Michi, could it be, it is just mud ? (indeed, i hope so)
16:32 Kati got up, shaked her feathers and went to the toilette
i tried to enlarge her bill
Balistar, I don't know, but maybe. In your picture now the beak looks a bit better than when she came. That suggests it was mud. It was mostly on the left side of the beak.
Hello, Treia
You're welcome, Treia.
Thank you for your research, Anne!
Yes, Kati is still stressed.
Thank you, Michi.Michi wrote: ↑May 6th, 2019, 12:52 am Thank you for your research, Anne!
As you said, Katis beak was never smooth. All the years I know her with a non-perfect beak. But today it looks even worse than usual.
Indeed there's hardly an information about beak changes in wild birds. What you have found for parrots sounds a little reassuring. But for those and also for parakeets it is also written that it can come to beak diseases. Caused for example by parasites like itch- or mange mites or a poor nutrition.

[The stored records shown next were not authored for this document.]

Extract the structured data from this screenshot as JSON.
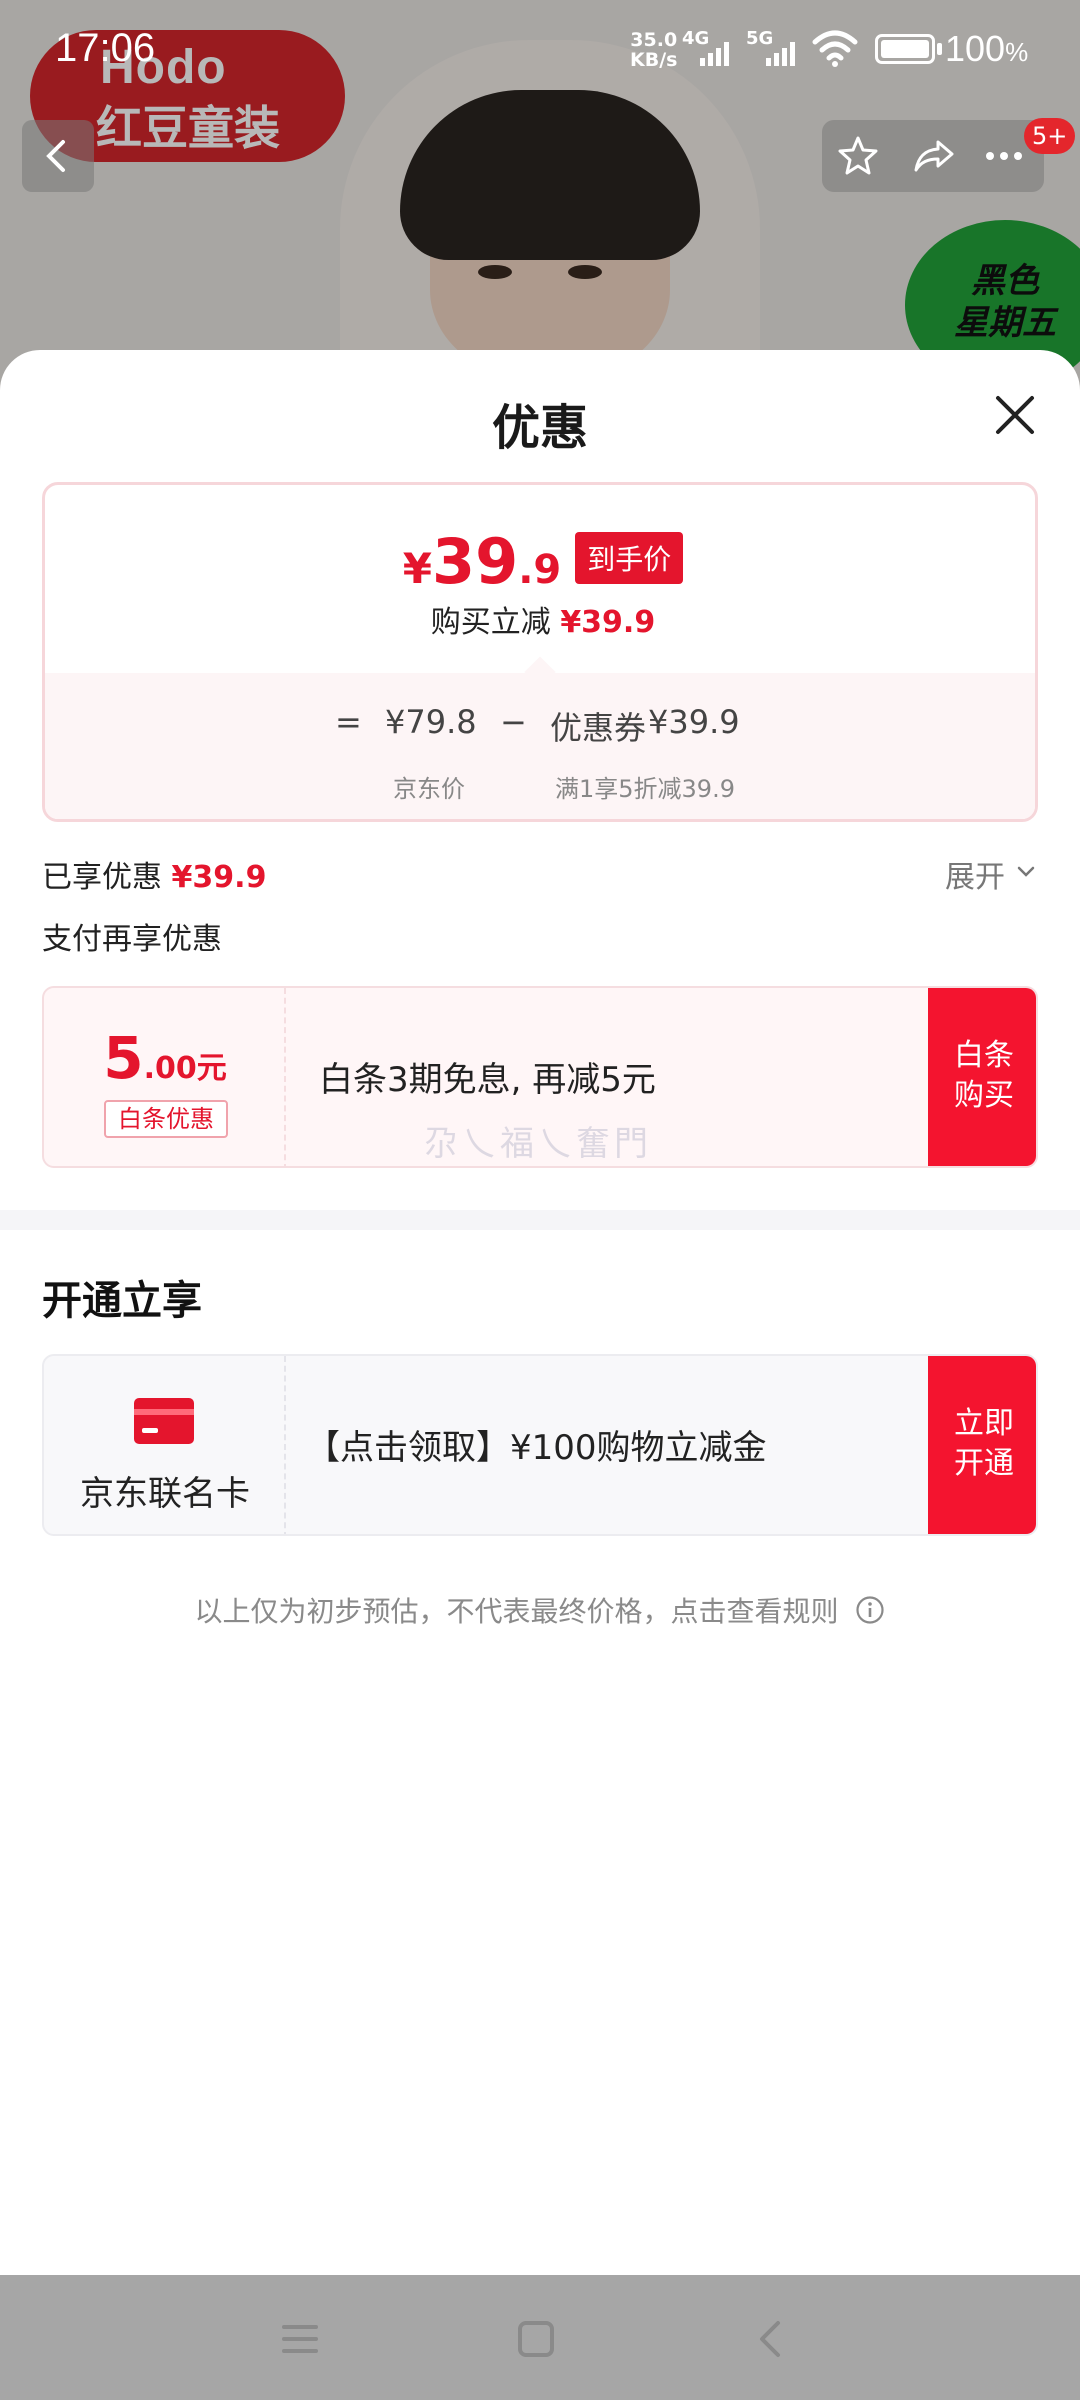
{
  "status_bar": {
    "time": "17:06",
    "net_speed_value": "35.0",
    "net_speed_unit": "KB/s",
    "sim1_type": "4G",
    "sim2_type": "5G",
    "battery_percent": "100",
    "battery_unit": "%"
  },
  "background_page": {
    "brand_name_en": "Hodo",
    "brand_name_cn": "红豆童装",
    "cart_badge": "5+",
    "promo_sticker_line1": "黑色",
    "promo_sticker_line2": "星期五"
  },
  "sheet": {
    "title": "优惠",
    "price_card": {
      "final_yen": "¥",
      "final_int": "39",
      "final_dec": ".9",
      "final_tag": "到手价",
      "reduce_label": "购买立减",
      "reduce_amount": "¥39.9",
      "equals": "=",
      "jd_price": "¥79.8",
      "minus": "−",
      "coupon_label": "优惠券",
      "coupon_amount": "¥39.9",
      "jd_price_label": "京东价",
      "coupon_rule": "满1享5折减39.9"
    },
    "enjoyed_label": "已享优惠",
    "enjoyed_amount": "¥39.9",
    "expand_label": "展开",
    "pay_section_title": "支付再享优惠",
    "baitiao_offer": {
      "amount_int": "5",
      "amount_dec": ".00",
      "amount_unit": "元",
      "tag": "白条优惠",
      "description": "白条3期免息, 再减5元",
      "button_line1": "白条",
      "button_line2": "购买",
      "watermark": "尕乀福乀奮門"
    },
    "open_section_title": "开通立享",
    "cobrand_card": {
      "name": "京东联名卡",
      "description": "【点击领取】¥100购物立减金",
      "button_line1": "立即",
      "button_line2": "开通"
    },
    "disclaimer": "以上仅为初步预估，不代表最终价格，点击查看规则"
  },
  "colors": {
    "accent_red": "#e4152d",
    "button_red": "#f4142f",
    "card_border_pink": "#f6d6da"
  }
}
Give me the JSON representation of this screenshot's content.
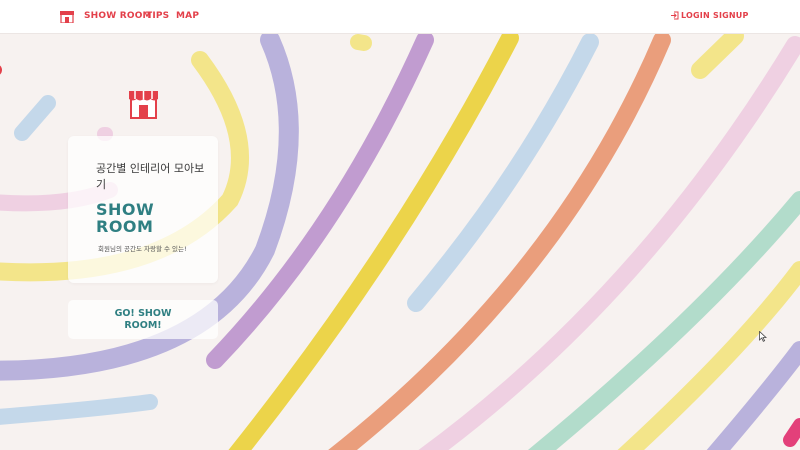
{
  "header": {
    "nav": {
      "showroom": "SHOW ROOM",
      "tips": "TIPS",
      "map": "MAP",
      "login": "LOGIN",
      "signup": "SIGNUP"
    }
  },
  "hero": {
    "title": "공간별 인테리어 모아보기",
    "brand_line1": "SHOW",
    "brand_line2": "ROOM",
    "subtitle": "회원님의 공간도 자랑할 수 있는!",
    "cta_label": "GO! SHOW ROOM!"
  },
  "colors": {
    "background": "#f7f2f0",
    "nav_accent": "#e3404a",
    "brand": "#2f7f82",
    "stripes": [
      "#b9b2dc",
      "#c19cd0",
      "#ecd44a",
      "#c4d8ea",
      "#ea9e7c",
      "#efd0e2",
      "#b2dccb",
      "#f3e58a"
    ]
  },
  "icons": {
    "logo": "store-icon",
    "login": "login-icon",
    "cursor": "mouse-cursor-icon"
  }
}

On a page for budgerigars (Melopsittacus undulatus) I found another interesting description. It is written in German and I try to translate:
"The wax skin (cere) of birds, as the skin on the nose is called in technical terminology, can change its surface structure due to various causes. A relatively frequent change of the wax skin in budgerigars is hyperkeratosis, which can be observed especially in sexually mature females. To put it simply, this is an excessively strong growth and thus a hornification of the wax skin. If the nostrils are not closed by hyperkeratosis, this change in the skin is not particularly dangerous for the affected animals. ......"
Source: http://www.birds-online.de/gesundheit/g ... rungen.htm
Surely one can't compare a budgie with a stork but I think the basic things are at least similar for all of them.
Regarding Kati: She looks as if she is in a state of permanent peeling.